Hotel sales in Canada will stay strong yet are set to slip from the near-record levels of the past two years with fewer large-scale deals being made, according to CBRE Group Inc.

High demand for stable assets in major markets will continue to prop up transactions, with hotel investments projected to total $3 billion this year, the real estate services firm said in a report. That’s down from $3.4 billion and $4.1 billion in 2017 and 2016, respectively.
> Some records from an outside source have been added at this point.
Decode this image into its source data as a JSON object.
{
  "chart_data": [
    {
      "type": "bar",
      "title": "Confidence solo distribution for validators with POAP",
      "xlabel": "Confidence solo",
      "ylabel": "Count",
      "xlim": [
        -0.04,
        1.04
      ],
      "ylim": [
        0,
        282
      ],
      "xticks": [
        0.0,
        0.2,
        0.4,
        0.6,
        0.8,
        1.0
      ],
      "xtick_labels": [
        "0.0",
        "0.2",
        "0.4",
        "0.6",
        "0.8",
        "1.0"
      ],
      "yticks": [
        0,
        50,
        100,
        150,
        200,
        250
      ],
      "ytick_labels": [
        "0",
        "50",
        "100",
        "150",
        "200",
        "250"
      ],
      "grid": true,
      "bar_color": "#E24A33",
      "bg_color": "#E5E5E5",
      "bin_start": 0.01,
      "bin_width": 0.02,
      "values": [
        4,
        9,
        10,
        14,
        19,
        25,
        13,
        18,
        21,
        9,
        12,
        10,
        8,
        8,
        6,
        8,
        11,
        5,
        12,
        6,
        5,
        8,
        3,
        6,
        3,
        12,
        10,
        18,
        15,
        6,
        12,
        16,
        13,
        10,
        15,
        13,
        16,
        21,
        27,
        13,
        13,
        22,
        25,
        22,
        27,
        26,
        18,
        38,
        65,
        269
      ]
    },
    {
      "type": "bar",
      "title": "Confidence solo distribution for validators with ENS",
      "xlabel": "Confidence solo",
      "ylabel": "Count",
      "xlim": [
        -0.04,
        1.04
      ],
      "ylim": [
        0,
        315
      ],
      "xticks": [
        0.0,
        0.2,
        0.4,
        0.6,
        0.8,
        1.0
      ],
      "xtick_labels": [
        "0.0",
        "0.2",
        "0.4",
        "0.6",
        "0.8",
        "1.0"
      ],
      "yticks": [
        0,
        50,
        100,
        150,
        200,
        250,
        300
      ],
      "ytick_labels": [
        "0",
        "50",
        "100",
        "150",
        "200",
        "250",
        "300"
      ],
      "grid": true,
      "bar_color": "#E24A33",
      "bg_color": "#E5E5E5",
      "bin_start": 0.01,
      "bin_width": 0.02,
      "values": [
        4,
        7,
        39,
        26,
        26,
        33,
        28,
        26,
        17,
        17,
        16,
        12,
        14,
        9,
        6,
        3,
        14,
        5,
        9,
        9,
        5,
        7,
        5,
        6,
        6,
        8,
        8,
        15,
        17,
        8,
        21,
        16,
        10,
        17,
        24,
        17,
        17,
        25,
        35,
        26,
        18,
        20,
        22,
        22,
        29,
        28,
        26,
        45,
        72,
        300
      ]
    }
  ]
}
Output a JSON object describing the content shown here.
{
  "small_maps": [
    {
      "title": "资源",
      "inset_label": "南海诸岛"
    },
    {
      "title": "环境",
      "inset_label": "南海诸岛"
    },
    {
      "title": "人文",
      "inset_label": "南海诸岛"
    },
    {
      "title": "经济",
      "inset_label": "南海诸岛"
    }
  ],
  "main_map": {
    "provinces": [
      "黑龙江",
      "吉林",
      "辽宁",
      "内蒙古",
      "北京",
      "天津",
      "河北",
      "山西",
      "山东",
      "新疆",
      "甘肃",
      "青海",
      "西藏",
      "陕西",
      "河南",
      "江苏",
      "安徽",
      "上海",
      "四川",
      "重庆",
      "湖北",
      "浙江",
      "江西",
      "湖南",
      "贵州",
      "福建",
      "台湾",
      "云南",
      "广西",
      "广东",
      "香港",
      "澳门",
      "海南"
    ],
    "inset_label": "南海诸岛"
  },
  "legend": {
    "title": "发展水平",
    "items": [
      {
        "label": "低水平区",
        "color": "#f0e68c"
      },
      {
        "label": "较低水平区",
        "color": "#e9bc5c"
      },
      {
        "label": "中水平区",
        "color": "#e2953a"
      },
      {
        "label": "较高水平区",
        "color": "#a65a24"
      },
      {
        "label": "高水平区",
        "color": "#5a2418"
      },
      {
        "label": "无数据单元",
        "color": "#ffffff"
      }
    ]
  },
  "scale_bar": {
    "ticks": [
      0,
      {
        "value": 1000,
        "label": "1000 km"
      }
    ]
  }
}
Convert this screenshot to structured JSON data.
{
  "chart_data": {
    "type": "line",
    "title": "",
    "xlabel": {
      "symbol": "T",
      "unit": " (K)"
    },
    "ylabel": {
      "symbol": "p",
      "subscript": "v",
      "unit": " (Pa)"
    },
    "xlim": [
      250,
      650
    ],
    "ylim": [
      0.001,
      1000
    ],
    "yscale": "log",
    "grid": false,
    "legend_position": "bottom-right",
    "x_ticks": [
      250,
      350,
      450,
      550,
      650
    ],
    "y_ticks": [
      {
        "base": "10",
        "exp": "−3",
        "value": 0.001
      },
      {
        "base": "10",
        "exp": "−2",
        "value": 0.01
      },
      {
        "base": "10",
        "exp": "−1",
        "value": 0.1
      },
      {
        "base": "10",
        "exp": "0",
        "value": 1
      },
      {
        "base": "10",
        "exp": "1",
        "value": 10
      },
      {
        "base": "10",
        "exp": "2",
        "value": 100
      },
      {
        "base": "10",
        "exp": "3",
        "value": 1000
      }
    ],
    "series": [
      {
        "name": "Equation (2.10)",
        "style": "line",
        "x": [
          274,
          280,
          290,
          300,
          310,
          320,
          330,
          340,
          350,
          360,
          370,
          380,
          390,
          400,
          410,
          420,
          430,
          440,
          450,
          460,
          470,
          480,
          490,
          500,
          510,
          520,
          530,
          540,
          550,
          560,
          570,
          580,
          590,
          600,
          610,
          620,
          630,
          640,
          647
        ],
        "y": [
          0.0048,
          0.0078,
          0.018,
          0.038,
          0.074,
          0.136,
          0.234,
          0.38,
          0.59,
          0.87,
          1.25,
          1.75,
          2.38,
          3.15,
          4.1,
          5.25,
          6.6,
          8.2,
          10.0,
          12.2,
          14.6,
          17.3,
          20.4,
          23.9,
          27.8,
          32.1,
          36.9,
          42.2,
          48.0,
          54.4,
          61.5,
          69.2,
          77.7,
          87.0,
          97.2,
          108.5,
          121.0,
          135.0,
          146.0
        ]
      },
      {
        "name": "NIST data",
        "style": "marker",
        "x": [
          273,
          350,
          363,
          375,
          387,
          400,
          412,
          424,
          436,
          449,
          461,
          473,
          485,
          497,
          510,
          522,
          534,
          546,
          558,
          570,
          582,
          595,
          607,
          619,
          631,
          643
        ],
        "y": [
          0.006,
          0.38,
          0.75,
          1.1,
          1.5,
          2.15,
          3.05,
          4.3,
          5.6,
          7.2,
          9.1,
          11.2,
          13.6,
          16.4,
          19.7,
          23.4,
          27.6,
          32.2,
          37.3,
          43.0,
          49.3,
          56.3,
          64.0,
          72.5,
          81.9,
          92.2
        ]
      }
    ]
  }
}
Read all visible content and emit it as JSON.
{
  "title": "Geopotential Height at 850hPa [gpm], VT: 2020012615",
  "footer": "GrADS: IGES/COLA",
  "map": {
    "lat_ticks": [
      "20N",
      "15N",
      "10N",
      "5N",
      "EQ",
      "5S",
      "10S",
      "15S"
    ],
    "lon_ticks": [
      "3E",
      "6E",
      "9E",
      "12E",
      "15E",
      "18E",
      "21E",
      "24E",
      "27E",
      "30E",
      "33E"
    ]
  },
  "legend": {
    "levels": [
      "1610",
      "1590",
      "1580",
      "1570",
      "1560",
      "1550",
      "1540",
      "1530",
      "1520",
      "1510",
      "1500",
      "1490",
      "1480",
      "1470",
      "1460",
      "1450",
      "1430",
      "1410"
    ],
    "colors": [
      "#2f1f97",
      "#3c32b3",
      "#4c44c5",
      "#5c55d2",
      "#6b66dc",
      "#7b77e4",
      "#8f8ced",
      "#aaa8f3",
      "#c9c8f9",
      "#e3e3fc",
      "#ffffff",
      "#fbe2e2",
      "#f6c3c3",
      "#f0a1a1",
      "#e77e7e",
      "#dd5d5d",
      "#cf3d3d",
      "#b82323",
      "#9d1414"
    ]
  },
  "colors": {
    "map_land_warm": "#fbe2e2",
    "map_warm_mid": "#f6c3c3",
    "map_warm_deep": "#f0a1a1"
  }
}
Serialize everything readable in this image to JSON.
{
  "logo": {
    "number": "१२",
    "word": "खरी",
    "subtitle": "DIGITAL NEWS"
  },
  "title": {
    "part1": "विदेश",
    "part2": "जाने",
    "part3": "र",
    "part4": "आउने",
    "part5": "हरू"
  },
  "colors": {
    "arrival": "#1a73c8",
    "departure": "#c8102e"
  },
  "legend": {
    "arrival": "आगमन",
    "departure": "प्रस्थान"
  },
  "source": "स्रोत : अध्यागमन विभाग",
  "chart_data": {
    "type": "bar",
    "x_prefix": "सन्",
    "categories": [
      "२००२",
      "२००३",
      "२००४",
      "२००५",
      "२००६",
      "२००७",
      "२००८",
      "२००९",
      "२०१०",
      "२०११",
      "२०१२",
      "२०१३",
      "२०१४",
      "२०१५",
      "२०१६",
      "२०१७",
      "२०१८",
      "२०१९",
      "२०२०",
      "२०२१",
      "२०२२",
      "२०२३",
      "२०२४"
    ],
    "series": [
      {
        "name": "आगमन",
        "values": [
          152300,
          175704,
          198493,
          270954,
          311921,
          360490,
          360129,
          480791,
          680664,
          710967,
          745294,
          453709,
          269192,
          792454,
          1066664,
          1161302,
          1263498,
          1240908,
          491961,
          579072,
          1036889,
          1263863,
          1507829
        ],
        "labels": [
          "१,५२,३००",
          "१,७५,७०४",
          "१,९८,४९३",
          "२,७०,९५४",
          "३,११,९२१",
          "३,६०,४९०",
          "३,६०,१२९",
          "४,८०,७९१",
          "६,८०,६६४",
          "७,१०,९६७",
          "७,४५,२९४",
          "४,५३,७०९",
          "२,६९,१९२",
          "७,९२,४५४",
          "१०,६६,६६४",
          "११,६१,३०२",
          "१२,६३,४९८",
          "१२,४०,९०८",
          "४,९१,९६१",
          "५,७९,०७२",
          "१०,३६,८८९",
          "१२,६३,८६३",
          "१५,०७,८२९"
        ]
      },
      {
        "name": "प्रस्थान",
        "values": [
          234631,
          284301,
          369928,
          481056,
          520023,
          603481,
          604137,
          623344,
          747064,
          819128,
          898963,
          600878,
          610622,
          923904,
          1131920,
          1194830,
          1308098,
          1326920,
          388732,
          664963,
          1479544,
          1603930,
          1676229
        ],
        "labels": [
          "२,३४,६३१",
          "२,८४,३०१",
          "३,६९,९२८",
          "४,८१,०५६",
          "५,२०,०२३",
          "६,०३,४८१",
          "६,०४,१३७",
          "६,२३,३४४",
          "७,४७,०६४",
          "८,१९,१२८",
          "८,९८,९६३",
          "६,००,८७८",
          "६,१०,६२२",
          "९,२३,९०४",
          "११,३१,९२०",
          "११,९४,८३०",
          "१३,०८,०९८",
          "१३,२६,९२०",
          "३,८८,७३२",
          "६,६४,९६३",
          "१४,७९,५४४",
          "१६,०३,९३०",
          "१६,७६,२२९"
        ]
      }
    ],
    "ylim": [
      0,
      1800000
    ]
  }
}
“This is still a really strong period, though we do anticipate the large-entity deals and M&A deals to be fewer this year, with overall activity in individual and small-portfolio sales,” Bill Stone, a Toronto-based executive vice president at CBRE Hotels, said in a phone interview. “It’s a very brisk market both from a transaction standpoint and on an operating basis.”

Foreign capital played a big role in the past two years, with two of the largest purchases made by companies with ties to Hong Kong. In 2017, Leadon Investment Inc. bought a group of upscale hotels across Canada from British Columbia Investment Management Corp. for $1.1 billion. The year before, InnVest Real Estate Investment Trust was acquired for about $2.1 billion by Bluesky Hotels & Resorts Inc.

Portfolio sales like those are rare, so total transaction volume is likely to fall this year, according to Stone. The industry will remain robust, however, as growth in overseas travel makes hotels attractive investments, CBRE said.

Demand has been booming for all types of commercial real estate in Canada as investors seek high-yield assets in a haven from global turmoil. Transactions reached a record $43 billion in 2017 and are set for potentially higher volumes this year, CBRE said last month.